Time literally is money in industry, however, and a week lost in contemplative thought is a week lost in revenue. When R&D departments solve problems, they are not searching for the ultimate truth but for the best approach that can be developed given their time and resource constraints, knowing that there’s always time for improvements later. University researchers are driven by “Why and how?”; R&D engineers are driven by “Make it work.” Both sides of an industry-university partnership need to be aware of the relativity of their perspectives on the passage of time. Otherwise, “frequent updates” by university researchers might be viewed as abusive negligence by the company.

2. Training Day
Part of a university’s function is to educate students, both in classrooms and in laboratories. Research labs consist of students and post-docs doing most of the heavy lifting so that they can learn the research disciplines of their own field and become experts on their topic of investigation. This, of course, means that those doing industry-sponsored research are spending a lot of time simply learning their craft. Which takes time. Which means you need to consider point #1. Post-docs, though, usually are already experts in their field and are more effective time-wise: less time spent learning, quicker at conducting the research. Corporate sponsors need to understand who will be doing the sponsored research—graduate students or post-docs—and what that means for expected time-lines.

3. Publish or Perish
A researcher in academia is judged by their list of publications. Companies typically want to keep new ideas proprietary to obtain a competitive edge. You can see the potential for conflict. University researchers will want to, and should be able to, publish the research that is being funded—otherwise they won’t maintain their grants and possibly their positions. This issue should be addressed up front and guidelines provided to allow companies to apply for a patent before any inventions are revealed in publications or presentations. If a company doesn’t want anything published, they shouldn’t fund university research.

4. Know Your Client
University researchers focus on proving hypotheses and developing new theories—they typically don’t know much about the practical aspects of a potential corporate sponsor’s applications or their customers. Why should they care? Well, this presents a problem when looking for a common bond between industry and academia to justify a partnership. If you don’t know anything about dancing, don’t expect to be asked onto the dance floor too often.

The National Institute of Health is currently trying to promote a Translational Research initiative, defined as bringing results from the lone researcher into the clinic and to the patient, i.e., provide an application to basic research.
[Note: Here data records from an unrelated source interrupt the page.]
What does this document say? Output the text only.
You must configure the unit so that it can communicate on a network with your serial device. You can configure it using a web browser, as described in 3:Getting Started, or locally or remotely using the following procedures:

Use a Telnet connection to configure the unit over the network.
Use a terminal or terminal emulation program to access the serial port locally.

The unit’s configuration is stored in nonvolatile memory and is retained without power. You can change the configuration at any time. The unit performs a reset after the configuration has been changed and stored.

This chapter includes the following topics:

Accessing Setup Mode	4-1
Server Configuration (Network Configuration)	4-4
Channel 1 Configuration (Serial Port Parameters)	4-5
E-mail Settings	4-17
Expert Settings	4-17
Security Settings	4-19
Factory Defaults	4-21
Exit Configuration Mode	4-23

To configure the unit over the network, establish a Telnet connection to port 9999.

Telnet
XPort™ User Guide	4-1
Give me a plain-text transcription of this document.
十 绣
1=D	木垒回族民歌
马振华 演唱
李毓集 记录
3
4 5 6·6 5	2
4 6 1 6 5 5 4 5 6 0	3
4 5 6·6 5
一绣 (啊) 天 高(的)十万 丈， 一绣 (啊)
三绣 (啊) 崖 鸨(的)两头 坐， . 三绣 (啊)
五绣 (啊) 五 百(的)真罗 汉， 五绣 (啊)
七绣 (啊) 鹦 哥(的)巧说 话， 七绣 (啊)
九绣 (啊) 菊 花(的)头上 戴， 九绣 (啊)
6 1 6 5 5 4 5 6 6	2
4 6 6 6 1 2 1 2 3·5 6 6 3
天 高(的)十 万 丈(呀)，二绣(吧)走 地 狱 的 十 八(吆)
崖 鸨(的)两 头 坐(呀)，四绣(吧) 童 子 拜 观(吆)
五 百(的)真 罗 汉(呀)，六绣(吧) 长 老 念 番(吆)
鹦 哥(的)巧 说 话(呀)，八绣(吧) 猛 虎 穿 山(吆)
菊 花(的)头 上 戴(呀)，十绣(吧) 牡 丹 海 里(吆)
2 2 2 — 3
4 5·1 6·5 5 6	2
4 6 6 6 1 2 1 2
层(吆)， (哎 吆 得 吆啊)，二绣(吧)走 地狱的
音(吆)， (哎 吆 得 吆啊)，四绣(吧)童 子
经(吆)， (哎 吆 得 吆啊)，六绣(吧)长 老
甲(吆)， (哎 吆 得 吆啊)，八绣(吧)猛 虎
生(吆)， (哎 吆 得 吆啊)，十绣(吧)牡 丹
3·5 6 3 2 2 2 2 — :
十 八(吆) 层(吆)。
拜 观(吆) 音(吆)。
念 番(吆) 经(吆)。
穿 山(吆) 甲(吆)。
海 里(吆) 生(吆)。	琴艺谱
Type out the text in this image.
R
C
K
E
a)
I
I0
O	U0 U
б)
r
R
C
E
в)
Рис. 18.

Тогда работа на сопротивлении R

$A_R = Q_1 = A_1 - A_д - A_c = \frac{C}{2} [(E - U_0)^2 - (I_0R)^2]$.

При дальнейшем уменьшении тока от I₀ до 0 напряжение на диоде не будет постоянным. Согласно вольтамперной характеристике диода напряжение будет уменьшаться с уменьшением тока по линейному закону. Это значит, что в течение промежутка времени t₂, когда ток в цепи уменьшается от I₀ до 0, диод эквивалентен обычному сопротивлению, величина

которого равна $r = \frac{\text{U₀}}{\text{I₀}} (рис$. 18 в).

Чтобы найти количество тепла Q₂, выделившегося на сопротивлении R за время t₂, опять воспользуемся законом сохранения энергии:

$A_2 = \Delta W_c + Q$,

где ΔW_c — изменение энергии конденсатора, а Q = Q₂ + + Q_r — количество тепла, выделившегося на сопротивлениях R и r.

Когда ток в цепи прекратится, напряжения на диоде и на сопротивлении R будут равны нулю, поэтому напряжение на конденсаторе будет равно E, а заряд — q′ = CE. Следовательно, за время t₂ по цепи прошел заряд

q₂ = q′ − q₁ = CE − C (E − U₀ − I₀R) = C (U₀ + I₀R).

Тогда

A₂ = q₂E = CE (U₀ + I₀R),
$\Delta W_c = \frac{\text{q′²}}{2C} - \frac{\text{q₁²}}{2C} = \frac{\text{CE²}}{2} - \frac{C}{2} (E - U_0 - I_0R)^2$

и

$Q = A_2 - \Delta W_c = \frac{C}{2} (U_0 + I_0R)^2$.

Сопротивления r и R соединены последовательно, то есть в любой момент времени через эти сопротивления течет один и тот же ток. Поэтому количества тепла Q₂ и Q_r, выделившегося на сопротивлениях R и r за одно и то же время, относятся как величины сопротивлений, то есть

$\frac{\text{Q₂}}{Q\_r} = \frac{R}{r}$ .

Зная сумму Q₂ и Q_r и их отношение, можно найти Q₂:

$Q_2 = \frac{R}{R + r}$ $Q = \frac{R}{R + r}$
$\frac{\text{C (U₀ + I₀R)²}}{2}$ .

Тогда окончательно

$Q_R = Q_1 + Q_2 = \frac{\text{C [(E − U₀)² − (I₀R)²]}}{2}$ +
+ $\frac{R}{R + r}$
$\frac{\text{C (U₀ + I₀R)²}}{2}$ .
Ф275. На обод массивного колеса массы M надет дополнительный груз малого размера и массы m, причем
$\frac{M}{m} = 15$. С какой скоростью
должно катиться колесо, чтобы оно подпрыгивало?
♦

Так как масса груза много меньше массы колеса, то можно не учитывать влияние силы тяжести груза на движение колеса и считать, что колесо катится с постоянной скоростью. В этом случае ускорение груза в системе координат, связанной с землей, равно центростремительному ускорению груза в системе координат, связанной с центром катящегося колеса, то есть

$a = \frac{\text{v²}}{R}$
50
This involves clinicians collaborating with basic scientists and each understanding the other’s world. A similar level of understanding is necessary between the academic researcher and the corporate sponsor. If the researcher doesn’t understand the application, their research is less likely to be of value to the sponsor because of the unlikeliness of it translating successfully.

Industry-types are often suspicious of the usefulness of academia to their business, and university researchers need to propose ideas that demonstrate an understanding of the issues facing the sponsor’s industry. University researchers looking to create partnerships with companies need to spend some time understanding problems that companies have with their technology and their customers’ needs—find the areas of opportunity where university research overlaps with industry need. This produces the highest likelihood of a company being interested in sponsoring research and and of that research ultimately being useful to the sponsor.

5. Ownership
The area of intellectual property is such a quagmire these days and such an important part of university-industry relations that I think I’ll give this topic its own post some time soon. Sorry.